China on Monday denied Prime Minister Narendra Modi and Chinese President Xi Jinping had held talks on the sidelines of the G20 summit in Germany while reiterating that meaningful dialogue could be held with India after it withdraws troops from the Chinese side in Doklam.

“As for the range of questions… I think we are most concerned about the illegal cross-border problems by Indian troops. The troops should withdraw immediately to the Indian side of the Sino-Indian border… This is the prerequisite and basis for any meaningful dialogue between the parties,” Chinese foreign affairs ministry spokesman Geng Shuang said in response to external affairs ministry tweet’s during that the two leaders had a conversation on a “range of issues”. He added that diplomatic channels between the two sides were “smooth”. Also Read: Rahul Gandhi defends meet with Chinese envoy, says it is his job to be ‘informed on critical issues’

Geng’s comments came as Chinese state-run media ratcheted up rhetoric against India over the stand-off between Indian and Chinese troops in Doklam.
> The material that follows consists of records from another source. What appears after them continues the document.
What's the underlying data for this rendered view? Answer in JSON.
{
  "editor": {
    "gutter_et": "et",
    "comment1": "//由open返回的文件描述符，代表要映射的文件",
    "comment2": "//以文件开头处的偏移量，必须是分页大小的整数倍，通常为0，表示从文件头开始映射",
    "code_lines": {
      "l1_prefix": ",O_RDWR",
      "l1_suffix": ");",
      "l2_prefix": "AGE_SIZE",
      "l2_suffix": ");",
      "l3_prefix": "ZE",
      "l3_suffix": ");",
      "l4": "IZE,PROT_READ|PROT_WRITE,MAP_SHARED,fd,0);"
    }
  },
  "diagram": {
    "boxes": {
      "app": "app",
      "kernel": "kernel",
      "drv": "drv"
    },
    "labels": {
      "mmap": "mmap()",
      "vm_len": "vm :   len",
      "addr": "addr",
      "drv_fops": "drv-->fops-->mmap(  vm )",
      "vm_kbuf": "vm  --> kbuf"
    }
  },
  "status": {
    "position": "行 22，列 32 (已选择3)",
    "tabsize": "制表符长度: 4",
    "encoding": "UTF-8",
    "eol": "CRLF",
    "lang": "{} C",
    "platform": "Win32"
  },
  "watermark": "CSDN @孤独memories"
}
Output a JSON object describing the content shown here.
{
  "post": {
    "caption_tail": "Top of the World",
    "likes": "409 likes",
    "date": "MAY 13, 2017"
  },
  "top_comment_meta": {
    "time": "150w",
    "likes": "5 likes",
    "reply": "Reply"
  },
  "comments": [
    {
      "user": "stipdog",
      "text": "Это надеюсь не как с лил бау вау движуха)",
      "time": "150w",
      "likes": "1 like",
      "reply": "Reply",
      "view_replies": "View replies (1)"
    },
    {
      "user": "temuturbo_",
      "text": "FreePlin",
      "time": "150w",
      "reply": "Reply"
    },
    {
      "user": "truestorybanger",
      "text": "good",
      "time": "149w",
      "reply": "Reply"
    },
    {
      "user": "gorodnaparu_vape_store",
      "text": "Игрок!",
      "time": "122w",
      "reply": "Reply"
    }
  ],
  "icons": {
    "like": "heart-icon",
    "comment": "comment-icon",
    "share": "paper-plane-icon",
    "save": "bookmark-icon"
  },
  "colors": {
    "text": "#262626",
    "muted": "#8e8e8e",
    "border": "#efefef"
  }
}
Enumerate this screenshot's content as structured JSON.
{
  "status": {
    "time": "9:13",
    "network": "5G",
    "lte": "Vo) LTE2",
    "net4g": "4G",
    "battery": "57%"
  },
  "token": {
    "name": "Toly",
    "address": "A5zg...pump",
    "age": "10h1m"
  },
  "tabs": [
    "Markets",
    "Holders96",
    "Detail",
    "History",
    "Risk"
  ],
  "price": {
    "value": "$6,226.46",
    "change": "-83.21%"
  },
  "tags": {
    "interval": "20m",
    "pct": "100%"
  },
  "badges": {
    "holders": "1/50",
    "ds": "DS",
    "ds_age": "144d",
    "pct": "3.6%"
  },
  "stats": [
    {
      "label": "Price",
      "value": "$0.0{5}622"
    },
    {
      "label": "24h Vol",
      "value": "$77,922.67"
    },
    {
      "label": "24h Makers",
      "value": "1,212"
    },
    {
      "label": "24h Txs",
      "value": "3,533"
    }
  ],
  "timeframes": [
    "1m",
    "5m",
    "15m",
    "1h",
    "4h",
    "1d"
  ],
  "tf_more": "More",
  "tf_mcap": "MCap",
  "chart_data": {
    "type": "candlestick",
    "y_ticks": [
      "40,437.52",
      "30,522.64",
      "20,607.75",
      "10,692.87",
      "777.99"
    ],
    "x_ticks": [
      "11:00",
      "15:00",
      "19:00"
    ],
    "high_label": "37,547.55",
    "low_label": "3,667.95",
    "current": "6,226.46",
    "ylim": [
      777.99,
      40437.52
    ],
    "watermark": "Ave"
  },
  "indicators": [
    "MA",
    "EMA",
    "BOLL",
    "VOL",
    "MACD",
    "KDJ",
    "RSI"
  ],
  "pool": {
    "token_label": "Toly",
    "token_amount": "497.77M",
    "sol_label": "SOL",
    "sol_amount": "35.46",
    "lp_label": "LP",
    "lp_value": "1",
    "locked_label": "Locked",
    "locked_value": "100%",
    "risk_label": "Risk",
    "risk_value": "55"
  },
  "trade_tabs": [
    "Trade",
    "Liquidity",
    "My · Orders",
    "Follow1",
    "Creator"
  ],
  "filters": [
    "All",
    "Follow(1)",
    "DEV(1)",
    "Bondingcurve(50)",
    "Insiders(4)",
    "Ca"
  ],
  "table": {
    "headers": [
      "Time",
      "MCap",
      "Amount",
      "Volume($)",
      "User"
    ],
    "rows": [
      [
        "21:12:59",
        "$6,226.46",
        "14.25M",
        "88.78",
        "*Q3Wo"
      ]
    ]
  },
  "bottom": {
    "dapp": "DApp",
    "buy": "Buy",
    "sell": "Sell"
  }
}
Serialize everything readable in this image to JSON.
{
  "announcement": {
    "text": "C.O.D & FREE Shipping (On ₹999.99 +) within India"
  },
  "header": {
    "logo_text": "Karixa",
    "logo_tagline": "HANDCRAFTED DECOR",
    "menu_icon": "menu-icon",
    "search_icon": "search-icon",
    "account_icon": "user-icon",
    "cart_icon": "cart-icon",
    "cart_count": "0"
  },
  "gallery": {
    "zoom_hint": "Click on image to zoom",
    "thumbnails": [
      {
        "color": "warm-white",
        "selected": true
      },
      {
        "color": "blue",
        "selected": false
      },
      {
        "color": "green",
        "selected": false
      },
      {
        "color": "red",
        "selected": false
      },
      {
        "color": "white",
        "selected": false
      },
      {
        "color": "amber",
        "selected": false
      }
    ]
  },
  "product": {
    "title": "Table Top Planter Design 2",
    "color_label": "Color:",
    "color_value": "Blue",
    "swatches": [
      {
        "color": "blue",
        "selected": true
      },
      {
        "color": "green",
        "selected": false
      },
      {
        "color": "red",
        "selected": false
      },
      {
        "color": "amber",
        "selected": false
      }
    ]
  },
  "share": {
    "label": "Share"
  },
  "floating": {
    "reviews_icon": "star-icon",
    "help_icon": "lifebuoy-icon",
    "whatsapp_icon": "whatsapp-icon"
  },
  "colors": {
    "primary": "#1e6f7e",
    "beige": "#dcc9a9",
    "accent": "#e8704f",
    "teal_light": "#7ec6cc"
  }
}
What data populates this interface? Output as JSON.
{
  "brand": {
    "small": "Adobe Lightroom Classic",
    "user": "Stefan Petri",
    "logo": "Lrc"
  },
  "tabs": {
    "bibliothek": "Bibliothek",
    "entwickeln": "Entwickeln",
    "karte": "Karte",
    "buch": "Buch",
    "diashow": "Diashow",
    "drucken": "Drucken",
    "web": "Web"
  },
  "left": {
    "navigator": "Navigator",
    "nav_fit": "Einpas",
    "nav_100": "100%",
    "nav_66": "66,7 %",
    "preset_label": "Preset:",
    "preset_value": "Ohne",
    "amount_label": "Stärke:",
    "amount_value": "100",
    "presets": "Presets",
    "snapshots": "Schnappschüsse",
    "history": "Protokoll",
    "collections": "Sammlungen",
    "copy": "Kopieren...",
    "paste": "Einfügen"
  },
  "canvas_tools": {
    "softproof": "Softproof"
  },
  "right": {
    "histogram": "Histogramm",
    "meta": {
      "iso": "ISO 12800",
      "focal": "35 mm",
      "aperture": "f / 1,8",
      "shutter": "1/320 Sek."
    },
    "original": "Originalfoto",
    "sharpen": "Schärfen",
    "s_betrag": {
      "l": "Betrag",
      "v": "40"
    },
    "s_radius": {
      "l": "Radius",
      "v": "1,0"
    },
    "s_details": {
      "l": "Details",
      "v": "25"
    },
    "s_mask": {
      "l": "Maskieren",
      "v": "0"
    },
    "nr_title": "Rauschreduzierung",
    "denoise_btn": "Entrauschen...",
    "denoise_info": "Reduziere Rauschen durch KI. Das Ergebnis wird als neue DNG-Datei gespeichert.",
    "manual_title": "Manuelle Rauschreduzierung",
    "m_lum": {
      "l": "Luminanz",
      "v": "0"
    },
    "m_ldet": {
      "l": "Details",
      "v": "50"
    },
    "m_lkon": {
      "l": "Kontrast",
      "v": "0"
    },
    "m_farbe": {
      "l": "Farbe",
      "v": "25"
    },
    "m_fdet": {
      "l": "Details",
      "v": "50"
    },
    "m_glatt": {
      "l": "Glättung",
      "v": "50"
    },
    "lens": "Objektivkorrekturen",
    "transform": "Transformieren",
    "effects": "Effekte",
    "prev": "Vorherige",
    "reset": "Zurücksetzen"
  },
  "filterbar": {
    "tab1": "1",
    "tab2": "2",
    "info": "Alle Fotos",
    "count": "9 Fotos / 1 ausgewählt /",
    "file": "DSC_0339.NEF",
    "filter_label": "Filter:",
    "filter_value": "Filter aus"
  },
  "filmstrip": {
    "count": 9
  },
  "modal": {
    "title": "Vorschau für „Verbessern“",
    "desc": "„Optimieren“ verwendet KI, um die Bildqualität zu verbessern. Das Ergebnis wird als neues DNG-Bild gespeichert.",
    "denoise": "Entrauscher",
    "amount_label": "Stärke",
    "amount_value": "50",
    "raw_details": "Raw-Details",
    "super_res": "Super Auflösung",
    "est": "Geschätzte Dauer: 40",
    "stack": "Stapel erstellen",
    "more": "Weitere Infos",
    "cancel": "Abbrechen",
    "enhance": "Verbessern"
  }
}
In a commentary, state-run Xinhua said that India had “blatantly” trespassed on sovereign Chinese territory.

The Global Times alleged that Indian troops had invaded Doklam in the name of helping Bhutan. It claimed Indian leaders were using the incident to “appease” domestic and international audiences and warned against using the “Dalai Lama card”. “Even if India were requested to defend Bhutan’s territory, this could only be limited to its established territory, not the disputed area. Otherwise, under India’s logic, if the Pakistani government requests, a third country’s army can enter the area disputed by India and Pakistan, including India-controlled Kashmir,” said an article.